The ability of the Territory to build the necessary financial partnerships with key advanced manufacturers has been severely compromised.

 

This is where incompetent, budgetary decision making leading to a substantial wastage of scarce budgetary resources, can be expected to have major negative effects on Territory economic development and jobs for all Territorians.

 

Irresponsible government financial management can fatally derail a bright and prosperous future for the Territory and all Territorians.

 

The author of this article, Dr Don Fuller (pictured) holds a first class Honours degree and PhD in economics from the University of Adelaide. He has worked as senior public servant in the Territory and as Professor of Governance and Head of the Schools of Law and Business at Charles Darwin University. He grew up in Darwin and attended Darwin High School.

 

 

 

5 COMMENTS

  1. Much of Fuller’s analysis is superficial because it does not take account of on the ground realities.
    Take the proposition that royalty arrangements are heavily weighted in favour of the mining companies.
    Fuller needs to explore the reasons for this rather than just suggest that governments can change this and bemoan the lack of transparency.
    NT is not a favoured destination for mining investment, especially by comparison with WA.
    Green groups and factional NT politics slow every project and add immense costs.
    Aboriginal interests do the same and burden companies with training and employment programs that end up being of no interest to the local communities.
    There is no significant NT workforce so FIFO is unavoidable and to the NT is costly.
    Everything costs much more in the NT, build a road to a mine and it will cost at least twice as much as in WA.
    Mining companies don’t really want to spend hundreds of millions in the NT unless it is an outstanding project and there are many outstanding projects nationally.
    It is a buyers’ market.
    This is the environment that miners and the NT Government negotiate within.
    Swinging the balance of power to government will take a lot more than a new policy to increase the royalty payments.

  2. Jason hasn’t understood the article.
    The article was about how to diversify the Territory economy.
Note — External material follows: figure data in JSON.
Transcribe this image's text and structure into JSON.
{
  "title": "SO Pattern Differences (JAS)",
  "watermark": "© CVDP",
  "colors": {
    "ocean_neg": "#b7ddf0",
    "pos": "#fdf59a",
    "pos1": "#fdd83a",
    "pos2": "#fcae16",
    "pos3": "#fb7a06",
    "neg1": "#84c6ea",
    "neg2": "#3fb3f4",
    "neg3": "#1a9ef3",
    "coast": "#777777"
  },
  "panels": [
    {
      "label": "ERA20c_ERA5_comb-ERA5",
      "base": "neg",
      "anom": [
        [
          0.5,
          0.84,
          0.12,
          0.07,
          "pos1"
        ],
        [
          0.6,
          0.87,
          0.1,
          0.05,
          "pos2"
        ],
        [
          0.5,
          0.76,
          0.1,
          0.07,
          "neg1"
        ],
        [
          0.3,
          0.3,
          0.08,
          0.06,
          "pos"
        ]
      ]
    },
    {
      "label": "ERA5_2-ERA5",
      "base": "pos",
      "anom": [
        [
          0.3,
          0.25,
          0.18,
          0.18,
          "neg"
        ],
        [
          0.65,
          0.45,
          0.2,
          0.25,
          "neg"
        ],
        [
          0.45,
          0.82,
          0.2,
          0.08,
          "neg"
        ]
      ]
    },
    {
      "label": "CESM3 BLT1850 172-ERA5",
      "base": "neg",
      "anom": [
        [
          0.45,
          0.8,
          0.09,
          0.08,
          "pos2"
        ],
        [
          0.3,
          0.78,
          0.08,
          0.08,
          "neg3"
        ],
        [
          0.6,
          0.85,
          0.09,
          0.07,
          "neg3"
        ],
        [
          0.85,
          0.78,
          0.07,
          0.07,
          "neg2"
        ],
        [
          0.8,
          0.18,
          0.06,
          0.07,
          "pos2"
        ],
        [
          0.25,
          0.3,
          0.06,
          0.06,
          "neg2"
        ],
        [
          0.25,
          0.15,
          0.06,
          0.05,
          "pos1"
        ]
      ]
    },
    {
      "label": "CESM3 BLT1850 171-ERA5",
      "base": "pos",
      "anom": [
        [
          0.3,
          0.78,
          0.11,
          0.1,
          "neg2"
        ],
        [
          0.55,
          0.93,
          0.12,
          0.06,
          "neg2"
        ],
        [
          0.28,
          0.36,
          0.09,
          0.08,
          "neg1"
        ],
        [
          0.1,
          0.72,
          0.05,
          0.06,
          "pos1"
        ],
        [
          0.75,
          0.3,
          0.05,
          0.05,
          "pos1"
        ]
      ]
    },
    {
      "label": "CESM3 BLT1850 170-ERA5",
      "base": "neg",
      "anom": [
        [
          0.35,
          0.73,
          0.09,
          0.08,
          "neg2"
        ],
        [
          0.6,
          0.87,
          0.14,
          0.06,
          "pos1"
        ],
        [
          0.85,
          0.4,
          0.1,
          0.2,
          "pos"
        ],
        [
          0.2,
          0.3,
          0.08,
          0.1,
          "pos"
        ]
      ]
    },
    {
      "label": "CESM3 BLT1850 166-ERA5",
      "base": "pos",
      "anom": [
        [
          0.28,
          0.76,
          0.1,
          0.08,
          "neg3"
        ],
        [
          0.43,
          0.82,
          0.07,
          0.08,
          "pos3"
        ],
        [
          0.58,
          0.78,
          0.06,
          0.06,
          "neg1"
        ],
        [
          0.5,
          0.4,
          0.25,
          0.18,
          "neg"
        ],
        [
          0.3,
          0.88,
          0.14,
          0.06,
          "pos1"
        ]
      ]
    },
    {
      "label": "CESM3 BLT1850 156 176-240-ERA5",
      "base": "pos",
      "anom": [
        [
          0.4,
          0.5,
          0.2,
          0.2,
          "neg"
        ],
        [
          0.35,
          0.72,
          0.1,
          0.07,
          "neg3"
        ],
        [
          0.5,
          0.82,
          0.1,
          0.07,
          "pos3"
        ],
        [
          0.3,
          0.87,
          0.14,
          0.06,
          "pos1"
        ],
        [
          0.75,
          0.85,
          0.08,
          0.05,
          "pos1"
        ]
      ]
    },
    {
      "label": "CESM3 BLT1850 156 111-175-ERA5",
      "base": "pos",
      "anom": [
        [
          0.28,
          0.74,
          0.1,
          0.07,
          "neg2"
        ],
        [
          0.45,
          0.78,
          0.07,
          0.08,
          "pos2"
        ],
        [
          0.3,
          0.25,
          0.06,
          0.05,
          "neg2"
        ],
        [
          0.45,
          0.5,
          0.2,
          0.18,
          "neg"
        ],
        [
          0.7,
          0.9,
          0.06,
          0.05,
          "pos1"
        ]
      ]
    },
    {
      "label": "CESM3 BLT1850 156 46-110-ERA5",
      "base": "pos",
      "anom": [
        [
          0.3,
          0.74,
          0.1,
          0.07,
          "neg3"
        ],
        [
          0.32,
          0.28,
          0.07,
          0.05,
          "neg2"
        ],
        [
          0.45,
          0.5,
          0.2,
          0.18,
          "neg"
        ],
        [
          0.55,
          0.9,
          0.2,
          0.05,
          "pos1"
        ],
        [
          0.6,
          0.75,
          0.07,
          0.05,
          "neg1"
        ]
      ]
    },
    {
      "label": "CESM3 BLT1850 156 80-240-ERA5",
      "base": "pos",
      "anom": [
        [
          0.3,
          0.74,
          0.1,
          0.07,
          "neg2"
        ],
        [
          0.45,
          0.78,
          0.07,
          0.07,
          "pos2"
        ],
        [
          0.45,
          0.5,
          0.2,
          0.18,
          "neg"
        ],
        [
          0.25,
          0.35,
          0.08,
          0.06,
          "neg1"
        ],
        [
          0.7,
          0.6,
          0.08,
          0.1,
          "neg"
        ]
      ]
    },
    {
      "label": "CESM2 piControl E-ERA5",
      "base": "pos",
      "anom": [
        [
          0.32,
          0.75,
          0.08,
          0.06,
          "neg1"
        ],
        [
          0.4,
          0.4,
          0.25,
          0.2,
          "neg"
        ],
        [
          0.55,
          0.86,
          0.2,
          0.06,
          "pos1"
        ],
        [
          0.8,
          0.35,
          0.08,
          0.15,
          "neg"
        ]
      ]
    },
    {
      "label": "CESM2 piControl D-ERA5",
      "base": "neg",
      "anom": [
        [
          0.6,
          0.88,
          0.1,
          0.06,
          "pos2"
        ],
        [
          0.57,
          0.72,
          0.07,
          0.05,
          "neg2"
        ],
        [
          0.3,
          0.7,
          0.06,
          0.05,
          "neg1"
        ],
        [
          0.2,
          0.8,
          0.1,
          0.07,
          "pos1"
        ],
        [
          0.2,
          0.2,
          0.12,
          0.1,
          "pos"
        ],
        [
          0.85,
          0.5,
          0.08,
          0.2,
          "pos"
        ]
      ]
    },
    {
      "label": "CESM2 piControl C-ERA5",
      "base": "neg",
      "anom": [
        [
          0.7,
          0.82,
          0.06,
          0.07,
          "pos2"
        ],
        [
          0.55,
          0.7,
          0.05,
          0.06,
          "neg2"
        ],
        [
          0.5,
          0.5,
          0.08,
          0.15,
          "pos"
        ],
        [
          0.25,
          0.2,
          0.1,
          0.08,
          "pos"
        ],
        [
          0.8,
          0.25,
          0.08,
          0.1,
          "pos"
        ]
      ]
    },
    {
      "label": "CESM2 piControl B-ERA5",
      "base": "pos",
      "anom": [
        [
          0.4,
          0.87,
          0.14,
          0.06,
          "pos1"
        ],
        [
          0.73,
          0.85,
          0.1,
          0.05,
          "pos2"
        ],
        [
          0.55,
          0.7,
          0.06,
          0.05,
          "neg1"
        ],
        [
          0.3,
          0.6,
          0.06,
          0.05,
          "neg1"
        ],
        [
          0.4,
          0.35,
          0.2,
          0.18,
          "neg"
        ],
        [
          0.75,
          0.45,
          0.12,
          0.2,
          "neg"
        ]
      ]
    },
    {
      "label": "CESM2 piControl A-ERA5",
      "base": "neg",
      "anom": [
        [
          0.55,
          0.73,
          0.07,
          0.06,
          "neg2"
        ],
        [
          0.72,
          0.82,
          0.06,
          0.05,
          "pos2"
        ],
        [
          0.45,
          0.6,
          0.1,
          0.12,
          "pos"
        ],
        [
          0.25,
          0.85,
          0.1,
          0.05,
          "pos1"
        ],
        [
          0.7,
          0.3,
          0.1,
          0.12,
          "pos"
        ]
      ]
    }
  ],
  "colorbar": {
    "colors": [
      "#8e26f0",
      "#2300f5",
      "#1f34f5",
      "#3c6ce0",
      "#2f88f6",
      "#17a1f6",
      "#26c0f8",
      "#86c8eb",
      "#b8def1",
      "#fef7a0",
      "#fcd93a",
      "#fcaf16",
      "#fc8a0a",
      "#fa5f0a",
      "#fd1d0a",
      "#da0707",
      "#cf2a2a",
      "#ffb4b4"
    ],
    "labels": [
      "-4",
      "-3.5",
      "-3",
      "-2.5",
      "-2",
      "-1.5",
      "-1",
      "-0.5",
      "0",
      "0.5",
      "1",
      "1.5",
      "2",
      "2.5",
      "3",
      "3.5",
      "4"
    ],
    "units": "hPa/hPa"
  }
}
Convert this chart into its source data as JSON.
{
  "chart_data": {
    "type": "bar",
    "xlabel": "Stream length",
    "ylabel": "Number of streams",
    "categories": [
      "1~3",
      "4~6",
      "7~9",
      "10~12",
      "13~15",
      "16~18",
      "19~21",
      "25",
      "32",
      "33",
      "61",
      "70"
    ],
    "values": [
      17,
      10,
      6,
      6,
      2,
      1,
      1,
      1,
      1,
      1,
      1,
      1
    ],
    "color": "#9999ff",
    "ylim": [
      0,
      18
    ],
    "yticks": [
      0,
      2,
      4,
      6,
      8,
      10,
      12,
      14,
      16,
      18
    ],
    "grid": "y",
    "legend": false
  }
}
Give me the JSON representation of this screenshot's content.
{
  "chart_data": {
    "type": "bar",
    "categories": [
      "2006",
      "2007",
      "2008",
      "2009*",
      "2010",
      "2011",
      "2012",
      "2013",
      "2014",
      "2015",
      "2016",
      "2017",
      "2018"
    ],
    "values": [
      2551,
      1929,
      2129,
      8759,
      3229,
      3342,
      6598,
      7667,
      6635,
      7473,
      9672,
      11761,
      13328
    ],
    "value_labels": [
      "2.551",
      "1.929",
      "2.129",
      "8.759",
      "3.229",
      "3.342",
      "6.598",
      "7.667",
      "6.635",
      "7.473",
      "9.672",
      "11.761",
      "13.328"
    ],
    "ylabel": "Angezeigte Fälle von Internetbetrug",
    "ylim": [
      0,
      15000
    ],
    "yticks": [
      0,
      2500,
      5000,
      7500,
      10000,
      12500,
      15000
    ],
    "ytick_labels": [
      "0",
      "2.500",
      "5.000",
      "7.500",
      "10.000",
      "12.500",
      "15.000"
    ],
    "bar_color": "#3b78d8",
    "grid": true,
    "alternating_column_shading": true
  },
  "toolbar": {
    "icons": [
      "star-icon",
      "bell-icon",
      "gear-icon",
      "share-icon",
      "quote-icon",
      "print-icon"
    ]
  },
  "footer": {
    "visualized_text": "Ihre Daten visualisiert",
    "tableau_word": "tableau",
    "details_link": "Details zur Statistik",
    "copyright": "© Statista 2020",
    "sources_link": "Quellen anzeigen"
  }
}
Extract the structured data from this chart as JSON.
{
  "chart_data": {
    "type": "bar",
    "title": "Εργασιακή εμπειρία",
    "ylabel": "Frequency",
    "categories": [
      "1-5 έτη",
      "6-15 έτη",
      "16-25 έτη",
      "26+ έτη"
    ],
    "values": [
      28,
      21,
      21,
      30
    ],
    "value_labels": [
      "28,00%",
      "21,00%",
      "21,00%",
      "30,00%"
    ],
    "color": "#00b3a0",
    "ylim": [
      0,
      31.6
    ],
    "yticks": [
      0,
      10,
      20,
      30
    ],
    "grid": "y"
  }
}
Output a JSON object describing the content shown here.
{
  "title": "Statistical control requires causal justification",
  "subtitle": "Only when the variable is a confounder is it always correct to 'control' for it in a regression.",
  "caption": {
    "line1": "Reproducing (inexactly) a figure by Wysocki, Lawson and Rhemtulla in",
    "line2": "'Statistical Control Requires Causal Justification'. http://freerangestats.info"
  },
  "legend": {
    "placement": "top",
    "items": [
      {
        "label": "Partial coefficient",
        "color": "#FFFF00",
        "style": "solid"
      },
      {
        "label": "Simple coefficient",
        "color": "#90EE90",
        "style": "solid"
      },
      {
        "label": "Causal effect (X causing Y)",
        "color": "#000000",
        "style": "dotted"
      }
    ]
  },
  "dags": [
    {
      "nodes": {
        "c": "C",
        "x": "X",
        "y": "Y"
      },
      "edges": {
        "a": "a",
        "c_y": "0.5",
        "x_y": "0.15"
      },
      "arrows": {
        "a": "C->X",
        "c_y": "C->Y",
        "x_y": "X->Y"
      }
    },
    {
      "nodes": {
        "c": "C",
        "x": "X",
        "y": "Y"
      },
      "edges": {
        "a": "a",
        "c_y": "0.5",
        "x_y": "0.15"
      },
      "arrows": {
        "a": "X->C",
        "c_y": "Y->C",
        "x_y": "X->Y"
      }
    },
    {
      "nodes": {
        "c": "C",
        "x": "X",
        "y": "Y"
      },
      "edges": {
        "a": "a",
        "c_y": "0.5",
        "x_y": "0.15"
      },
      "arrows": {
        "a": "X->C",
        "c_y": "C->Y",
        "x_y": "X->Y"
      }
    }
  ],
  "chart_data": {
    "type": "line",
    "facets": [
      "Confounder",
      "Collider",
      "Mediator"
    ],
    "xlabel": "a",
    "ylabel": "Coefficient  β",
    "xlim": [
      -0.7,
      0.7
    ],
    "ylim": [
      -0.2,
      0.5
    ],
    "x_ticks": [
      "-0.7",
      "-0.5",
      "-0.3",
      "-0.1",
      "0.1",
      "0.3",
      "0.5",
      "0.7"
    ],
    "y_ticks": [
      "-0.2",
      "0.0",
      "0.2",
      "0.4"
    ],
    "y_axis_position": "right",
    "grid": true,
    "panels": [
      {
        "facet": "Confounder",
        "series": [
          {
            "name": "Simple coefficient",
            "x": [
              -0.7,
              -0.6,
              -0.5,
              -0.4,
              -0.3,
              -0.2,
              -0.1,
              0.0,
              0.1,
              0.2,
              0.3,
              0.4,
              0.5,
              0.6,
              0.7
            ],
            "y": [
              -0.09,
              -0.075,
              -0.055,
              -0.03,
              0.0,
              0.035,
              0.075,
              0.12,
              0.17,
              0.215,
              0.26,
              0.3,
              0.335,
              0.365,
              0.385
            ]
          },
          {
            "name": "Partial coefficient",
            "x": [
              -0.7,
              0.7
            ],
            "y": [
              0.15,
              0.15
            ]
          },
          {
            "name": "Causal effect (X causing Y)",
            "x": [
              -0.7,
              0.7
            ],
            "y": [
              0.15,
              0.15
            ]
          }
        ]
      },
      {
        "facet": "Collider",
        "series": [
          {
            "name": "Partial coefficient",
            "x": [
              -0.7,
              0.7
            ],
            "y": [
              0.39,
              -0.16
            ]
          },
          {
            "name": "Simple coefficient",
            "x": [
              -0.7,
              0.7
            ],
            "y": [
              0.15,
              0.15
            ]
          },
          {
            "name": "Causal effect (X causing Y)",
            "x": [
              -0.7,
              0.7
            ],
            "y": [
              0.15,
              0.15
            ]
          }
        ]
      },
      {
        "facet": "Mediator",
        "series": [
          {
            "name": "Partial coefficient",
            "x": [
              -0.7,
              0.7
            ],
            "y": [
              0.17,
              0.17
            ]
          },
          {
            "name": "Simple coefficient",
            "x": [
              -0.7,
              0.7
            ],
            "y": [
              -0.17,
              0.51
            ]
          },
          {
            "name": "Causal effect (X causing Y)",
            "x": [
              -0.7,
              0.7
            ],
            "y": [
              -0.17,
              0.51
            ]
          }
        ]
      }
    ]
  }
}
Sure it’s tough.
    But you don’t give up before you start.
    There are huge mineral and gas resources in the territory.
    Territorians, not only mining companies, need to share in the wealth.
    We shouldn’t give everything away just because some of us suffer from a belief that “we are not good enough”.
    Solve the problems on the ground! Let’s not adopt a lazy loser attitude.

  3. For too long Territory power brokers have been the worst enemy of the Territory!
    Often at their own benefit.

  4. Pity the Gunner Government has wasted all our money on useless projects like CDU in the Darwin CBD.